Supervised learning method for PPI prediction

Support vector machines

Support vector machines, developed by Vapnik, (1963); (Cortes and Vapnik, 1995), build the best hyperplane to separate training sample classes by a maximal margin, with all positive samples lying on one side and all negative samples lying on the other side. Hyperplane, in the framework of a PPI network, will classify the protein pairs as a binary problem. Protein pairs serve as input, and it classifies if an interaction is possible or not. Protein pairs that are close to the hyperplane are called support vectors and predict an interaction between that pair of proteins (Sarkar and Saha, 2019; Chakraborty et al., 2021). Ma et al. (2020) developed a method called ACT-SVM for predicting PPIs. This model maps protein sequences to numerical features. Extraction of numerical features is performed twice on the protein sequence to obtain two vectors: a vector and descriptor CT (composition and transformation) are combined to form a single vector.

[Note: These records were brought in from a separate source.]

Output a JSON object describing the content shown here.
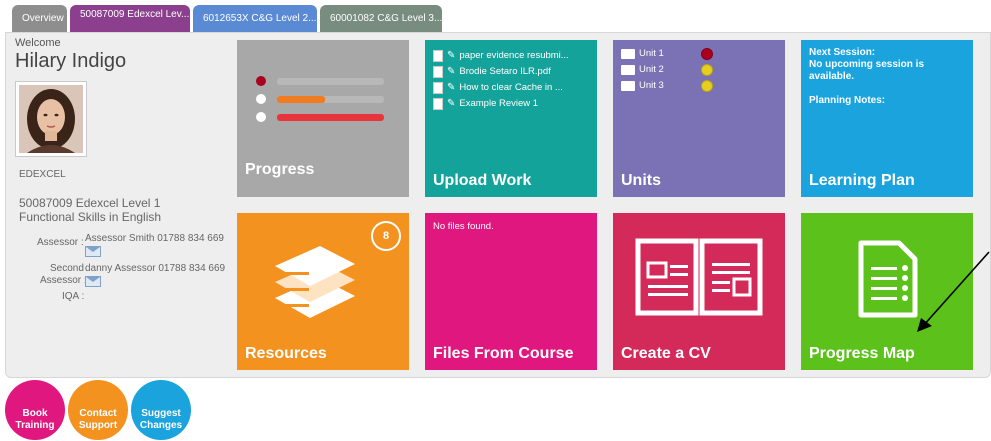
{
  "tabs": [
    {
      "label": "Overview"
    },
    {
      "label": "50087009 Edexcel Lev..."
    },
    {
      "label": "6012653X C&G Level 2..."
    },
    {
      "label": "60001082 C&G Level 3..."
    }
  ],
  "profile": {
    "welcome": "Welcome",
    "name": "Hilary Indigo",
    "provider": "EDEXCEL",
    "course": "50087009 Edexcel Level 1 Functional Skills in English",
    "assessor_label": "Assessor :",
    "assessor_value": "Assessor Smith 01788 834 669",
    "second_label_1": "Second",
    "second_label_2": "Assessor :",
    "second_value": "danny Assessor 01788 834 669",
    "iqa_label": "IQA :"
  },
  "tiles": {
    "progress": {
      "label": "Progress"
    },
    "upload": {
      "label": "Upload Work",
      "files": [
        "paper evidence resubmi...",
        "Brodie Setaro ILR.pdf",
        "How to clear Cache in ...",
        "Example Review 1"
      ]
    },
    "units": {
      "label": "Units",
      "items": [
        {
          "name": "Unit 1",
          "status_color": "#a8001e"
        },
        {
          "name": "Unit 2",
          "status_color": "#e6cf1e"
        },
        {
          "name": "Unit 3",
          "status_color": "#e6cf1e"
        }
      ]
    },
    "plan": {
      "label": "Learning Plan",
      "next_session": "Next Session:",
      "no_session": "No upcoming session is available.",
      "notes": "Planning Notes:"
    },
    "resources": {
      "label": "Resources",
      "count": "8"
    },
    "files": {
      "label": "Files From Course",
      "empty": "No files found."
    },
    "cv": {
      "label": "Create a CV"
    },
    "map": {
      "label": "Progress Map"
    }
  },
  "actions": {
    "book": [
      "Book",
      "Training"
    ],
    "contact": [
      "Contact",
      "Support"
    ],
    "suggest": [
      "Suggest",
      "Changes"
    ]
  },
  "progress_bars": {
    "bar1": 0.0,
    "bar2": 0.45,
    "bar3": 1.0,
    "status_colors": [
      "#a8001e",
      "#ffffff",
      "#ffffff"
    ]
  }
}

Feature vectors of a protein pair will be the input of the SVM. The closer these feature vectors of a pair of proteins are to to hyperplane, the higher the probability of an interaction between these proteins. Dunham and Ganapathiraju, (2021) benchmarked different PPI prediction algorithms, and show how well they perform on realistically proportioned datasets. Based on verified interactions and a known false interaction rate, 16 datasets using the SVM method are generated. Accuracy values ranged from 51 to 96%, which highlights false interactions predicted or not predicted by the SVM methods.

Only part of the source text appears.